ボケっとしててこいつの存在に気づいていなかった……
エルレナちゃんがいなかったら、殺されていた……
「ごめんなさい……咄嗟だったんでいきなりこんなことしちゃって……」
「い、いや……俺の方こそごめん、気が抜けてた」
エルレナちゃんもほほ赤くなってるような気がするけど……
いや……きっと気のせいだよな……
慌てて体制を立て直して、モンスターに向き合う。
今度のは大きくはないけど、牛の顔した筋肉ムキムキのモンスターだ。
「初めてみるモンスターだけど、こいつも厄介そうだな……」
まずは兵士達の基本戦術で様子見するか。
「ま、待って……」
兵士を出そうとした俺をエルレナちゃんが静止した。
そのまま俺の前に立ってモンスターと向き合った。
「エルレナちゃん後ろ下がったほうが……危ないよ」
どうしちゃったんだよエルレナちゃん……
ロボもいないのに丸腰でモンスターと向き合うなんて、いくら魔法使えるって言っても危険だ。兵士に任せてくれればいいのに。

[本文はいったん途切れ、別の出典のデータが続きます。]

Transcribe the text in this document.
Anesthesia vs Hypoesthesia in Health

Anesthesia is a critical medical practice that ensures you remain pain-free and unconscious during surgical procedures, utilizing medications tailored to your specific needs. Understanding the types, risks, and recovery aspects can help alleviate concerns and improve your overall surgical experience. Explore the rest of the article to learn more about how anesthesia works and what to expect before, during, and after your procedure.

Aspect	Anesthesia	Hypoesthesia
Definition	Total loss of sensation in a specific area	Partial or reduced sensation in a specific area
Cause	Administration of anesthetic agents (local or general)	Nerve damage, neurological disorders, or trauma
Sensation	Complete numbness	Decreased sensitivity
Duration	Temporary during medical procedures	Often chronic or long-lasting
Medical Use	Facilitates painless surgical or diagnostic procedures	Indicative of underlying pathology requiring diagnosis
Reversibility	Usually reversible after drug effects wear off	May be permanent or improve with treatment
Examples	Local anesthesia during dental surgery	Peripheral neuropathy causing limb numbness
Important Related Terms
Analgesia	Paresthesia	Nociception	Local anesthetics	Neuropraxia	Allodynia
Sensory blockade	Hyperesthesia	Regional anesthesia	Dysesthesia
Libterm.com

「見てるだけなのも申し訳ないんで、ここは……私がやります」
「えっ? 危ないんじゃ……」
「ミノタウロスって言うモンスターです、強敵ですけど……大丈夫」
バチィィ…………
なんだこれ、エルレナちゃんの体に青色の電流が流れてる。
こんな色の電流は初めて見る。これも魔導機工士スキルの魔力による力?
「グフッ!」
エルレナちゃんの変化を構うことなくミノタウロスってモンスターが棍棒を振りかざす。
「早っ!」
息を吐く間も無く、ミノタウロスはエルレナちゃんの間近まで距離を詰めてる!
このモンスター力だけじゃない、素早さもかなりもものなんだ。
ブォン
力任せにぶん回された棍棒から大きな風切り音がした。
「エルレナちゃん!」
ミノタウロスの攻撃前に姿が見えなくなった。
レベルが高すぎて何が起きてるのかさっぱりだ……
「フフ……大丈夫です」
あっ!
ミノタウロスの背後に移動してる。
もしかしてあのミノタウロスよりも早く動いたのかよ……
バチィィィィ!!
エルレナちゃんがミノタウロスに触れた瞬間、爆音が部屋中に鳴り響いて、爆発してるかのような光に照らされた。
これってハイオークを瞬殺したときの技だ。
目の前に雷が落っこちたようだ……
言葉もでない……
音が鳴りやんだ頃、光も徐々に収まってきた。
「……」
炭だ……ミノタウロスが真っ黒な炭になってる……
「ちょっと、やりすぎちゃいましたね……」
水分を失ったミノタウロスの体はそのまま砂のように崩れていく。
「これ、アイテムはどうなるんだ?」
こいつもレアアイテムを持ってるのかはわからないけど……
「どうしよう……私そんなこと考えずに思い切りやりすぎちゃいました……」
「こんな事態初めてだからなぁ」
強すぎる魔力でレアアイテムまで消滅とかってあるのかな……
コロン……
崩れきったミノタウロスの体から音が聞こえた。
この音は、まさか……
「魔導石!」
エルレナちゃんは慌てて灰をかき分けると、黄色い魔導石が姿を現した。
「よかった。アイテムは無事だったみたいだ」
「やりすぎ注意ですね……」
「そ、そうだな……」
簡単に言ってるけど、普通簡単にやりすぎってだけでできるようなことじゃないからな……
今の電撃、傭兵を消滅させた防衛装置のレーザーよりも遥かに強力だったぞ。